While most outdoor adventure films come at you with macho, testosterone-fueled action sequences, a Prescott woman is making a film about rock climbing with a different focus.
Titiana Shostak-Kinker, who works as an outdoor education instructor at Prescott College, said she believes there is a gap in the rock climbing films that have been made up to this point.
“A lot of them are based on ratings and difficulty level and adrenaline,” Shostak-Kinker said. “They tend to be quite male-dominated, sometimes there’s a token female in the film, but often there are more men than women.”
So Shostak-Kinker decided to make a film about women rock climbers, with the perspective better portraying a woman’s point of view.

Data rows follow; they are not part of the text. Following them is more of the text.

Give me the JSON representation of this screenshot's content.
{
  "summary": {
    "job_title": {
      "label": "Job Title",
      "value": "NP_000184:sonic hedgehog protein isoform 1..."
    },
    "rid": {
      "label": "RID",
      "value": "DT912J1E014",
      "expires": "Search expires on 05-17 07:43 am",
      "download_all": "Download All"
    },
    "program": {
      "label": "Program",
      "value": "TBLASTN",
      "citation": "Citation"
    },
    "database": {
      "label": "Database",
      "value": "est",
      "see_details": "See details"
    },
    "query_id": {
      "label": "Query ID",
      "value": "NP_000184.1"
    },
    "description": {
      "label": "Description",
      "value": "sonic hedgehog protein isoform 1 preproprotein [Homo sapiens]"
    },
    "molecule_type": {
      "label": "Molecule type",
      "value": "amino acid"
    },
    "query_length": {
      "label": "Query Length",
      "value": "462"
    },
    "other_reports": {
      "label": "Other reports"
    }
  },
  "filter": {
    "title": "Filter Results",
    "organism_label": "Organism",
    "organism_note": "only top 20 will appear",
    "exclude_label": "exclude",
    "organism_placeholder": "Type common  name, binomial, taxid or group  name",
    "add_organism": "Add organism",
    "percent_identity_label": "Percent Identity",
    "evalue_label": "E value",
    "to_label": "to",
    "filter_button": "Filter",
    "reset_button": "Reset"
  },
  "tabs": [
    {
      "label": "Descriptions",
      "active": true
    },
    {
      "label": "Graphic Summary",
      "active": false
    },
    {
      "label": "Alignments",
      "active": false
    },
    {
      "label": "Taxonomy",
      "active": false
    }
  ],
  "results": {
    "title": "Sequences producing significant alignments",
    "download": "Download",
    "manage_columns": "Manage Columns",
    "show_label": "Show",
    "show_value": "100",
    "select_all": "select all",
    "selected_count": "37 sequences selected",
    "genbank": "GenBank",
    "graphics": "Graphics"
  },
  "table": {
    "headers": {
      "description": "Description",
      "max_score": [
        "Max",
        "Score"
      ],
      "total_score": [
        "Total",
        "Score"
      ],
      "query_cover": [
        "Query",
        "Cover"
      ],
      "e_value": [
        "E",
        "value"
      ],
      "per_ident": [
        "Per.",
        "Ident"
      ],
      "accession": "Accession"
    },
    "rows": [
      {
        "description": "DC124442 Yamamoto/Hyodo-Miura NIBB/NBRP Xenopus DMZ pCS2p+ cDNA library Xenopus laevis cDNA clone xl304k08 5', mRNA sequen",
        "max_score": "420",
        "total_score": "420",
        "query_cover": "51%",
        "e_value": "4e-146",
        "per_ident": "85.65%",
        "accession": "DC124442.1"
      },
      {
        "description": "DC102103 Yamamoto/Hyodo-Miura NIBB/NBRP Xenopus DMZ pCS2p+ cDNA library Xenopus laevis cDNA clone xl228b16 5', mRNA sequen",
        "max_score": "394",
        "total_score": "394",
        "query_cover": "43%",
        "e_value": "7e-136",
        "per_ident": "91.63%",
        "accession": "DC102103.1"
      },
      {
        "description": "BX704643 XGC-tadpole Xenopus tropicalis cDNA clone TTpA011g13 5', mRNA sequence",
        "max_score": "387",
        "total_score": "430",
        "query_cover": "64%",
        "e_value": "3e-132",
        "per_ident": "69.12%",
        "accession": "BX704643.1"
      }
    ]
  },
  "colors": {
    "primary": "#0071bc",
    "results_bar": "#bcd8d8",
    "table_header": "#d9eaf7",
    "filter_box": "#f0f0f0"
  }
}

“This film is really more about the depiction of flow and meditation and the state of being on the rock that one can achieve by just slowing down and being in nature,” she said. “Actually, the women that are in the film climb quite hard, but we mostly climb for the feeling of losing yourself in the moment through climbing.
“It’s that ability to just tune out any distractions and just focus completely on the present moment, and that’s what climbing is really about.”
While the adventure film industry has been dominated by males and machismo for years, Shostak-Kinker said it has also been dominated by the idea of “conquering the peak.”
“My question is: What about the experience along the way?” she asked. “Or what about the relationships along the way? — the closeness to nature and being away from all of the everyday comfort?
“What about that little part of the story?”